Lanky Eddie Gall, traffic cop at Dearborn and Madison, rubbed his big bass drum with glass wax. Ed Roubik, warehouse foreman, licked the mouthpiece of his ebony musette pipe and squealed a few notes. Hefty Morton H. Petrie, salesman for a candy company, strapped on his whip drum and knocked off a couple of tiddybums, tiddybums. Shrieking pipes and throbbing drums in the hands of 60 middle-aged musicians swung informally into The Hootchy-Kootchy, Little Egypt's tune at the 1893 World's Fair.

For 40 Friday nights Doc Johnson had been rehearsing his boys. Tonight's session was for last-minute touching up and instructions. "Bleach those leggings out," Doc directed. "Be sure they are white. I'll check up sure as hell and if they aren't right you won't get in the parade."

Diamond Jubilee. All around Chicago last week, the scimitar-crescent-and-star flag of the Shrine flapped from hotel windows. Hotels as far away as Waukegan got braced for 75,000 fez-wearing nobles from the 160 Shrine temples in the U.S., plus wives and children. This week, in sweltering Chicago, they will celebrate the Shriners' Diamond Jubilee.

The first big event on the schedule was the parade down Michigan Avenue: Doc Johnson's boys and some 1,500 other temple bandsmen; the Medinah nobles in $42,500 worth of new uniforms; the country's leading citizens decked out like Zouaves and harem guards; Imperial Potentate Galloway Calhoun of Tyler, Tex., sitting in a car in a bower of 120,000 Texas roses; 1,000 chanters (glee clubs), drill teams, the mounted Pinto Patrol from Oklahoma City, the Black Horse Patrol from the Kansas City, Mo. Ararat Temple (whose most illustrious noble is Harry S. Truman).

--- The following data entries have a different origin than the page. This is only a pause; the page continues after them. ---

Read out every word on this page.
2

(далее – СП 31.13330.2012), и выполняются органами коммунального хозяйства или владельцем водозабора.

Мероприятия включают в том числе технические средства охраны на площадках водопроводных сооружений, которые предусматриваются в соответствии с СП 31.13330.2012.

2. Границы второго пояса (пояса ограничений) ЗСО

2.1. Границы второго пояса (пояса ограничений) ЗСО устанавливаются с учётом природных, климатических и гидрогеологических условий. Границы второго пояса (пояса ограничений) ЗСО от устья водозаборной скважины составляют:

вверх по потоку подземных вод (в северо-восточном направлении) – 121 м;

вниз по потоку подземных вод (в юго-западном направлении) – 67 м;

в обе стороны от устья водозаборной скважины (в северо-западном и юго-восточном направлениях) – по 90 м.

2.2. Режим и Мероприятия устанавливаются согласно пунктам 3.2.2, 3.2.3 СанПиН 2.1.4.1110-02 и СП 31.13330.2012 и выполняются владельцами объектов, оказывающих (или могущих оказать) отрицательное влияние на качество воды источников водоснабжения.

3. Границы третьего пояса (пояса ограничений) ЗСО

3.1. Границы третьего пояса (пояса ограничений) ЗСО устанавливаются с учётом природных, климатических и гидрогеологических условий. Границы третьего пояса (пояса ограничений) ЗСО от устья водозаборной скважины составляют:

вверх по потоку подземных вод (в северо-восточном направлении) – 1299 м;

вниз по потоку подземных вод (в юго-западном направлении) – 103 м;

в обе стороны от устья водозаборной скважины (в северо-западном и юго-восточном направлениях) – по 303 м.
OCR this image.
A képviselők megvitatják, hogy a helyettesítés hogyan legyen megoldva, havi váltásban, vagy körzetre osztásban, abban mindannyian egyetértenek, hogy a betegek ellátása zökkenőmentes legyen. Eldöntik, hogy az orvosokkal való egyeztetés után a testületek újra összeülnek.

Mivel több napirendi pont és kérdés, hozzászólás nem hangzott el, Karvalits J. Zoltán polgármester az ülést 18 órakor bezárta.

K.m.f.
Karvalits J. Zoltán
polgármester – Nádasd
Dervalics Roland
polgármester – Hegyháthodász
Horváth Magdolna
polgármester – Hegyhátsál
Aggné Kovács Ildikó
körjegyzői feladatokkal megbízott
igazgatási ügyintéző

New "Pote." After the parade, wealthy Medinah Temple, which values its building, equipment, robes, rugs, fezzes and investments at more than $2,000,000, becomes the center of formal activities. Noble high jinks on Chicago's street corners and in Chicago bars are left to individual enterprise. For the climax, on stage at Medinah Temple, a new Imperial Potentate (sometimes referred to as the "Pote") would be named. This year he was no less a person than Harold Clayton Lloyd, of Burchard, Neb. and Los Angeles, Calif., better known as the comedian hero of such Jazz Age films as The Freshman, Safety Last and Grandma's Boy.

Chanters from Lloyd's Al Malaikah Temple in Los Angeles had practiced Lloyd's favorite songs (Marcheta, The Donkey Serenade). Choice sequences from Lloyd films had been put together to be shown on a screen, finally dissolving into a shot of Mrs. Lloyd and her three children—Gloria, 23, Peggy, 22, and Harold Jr., 17—in the garden of their 16-acre Beverly Hills estate. Then there would be a bouquet of roses for Mrs. Lloyd, and a new Cadillac sedan for the new Pote, purchased with 10¢ contributions from 42,333 California nobles. Said Lloyd in pleased anticipation: "The whole thing is usually done in a very lovely style."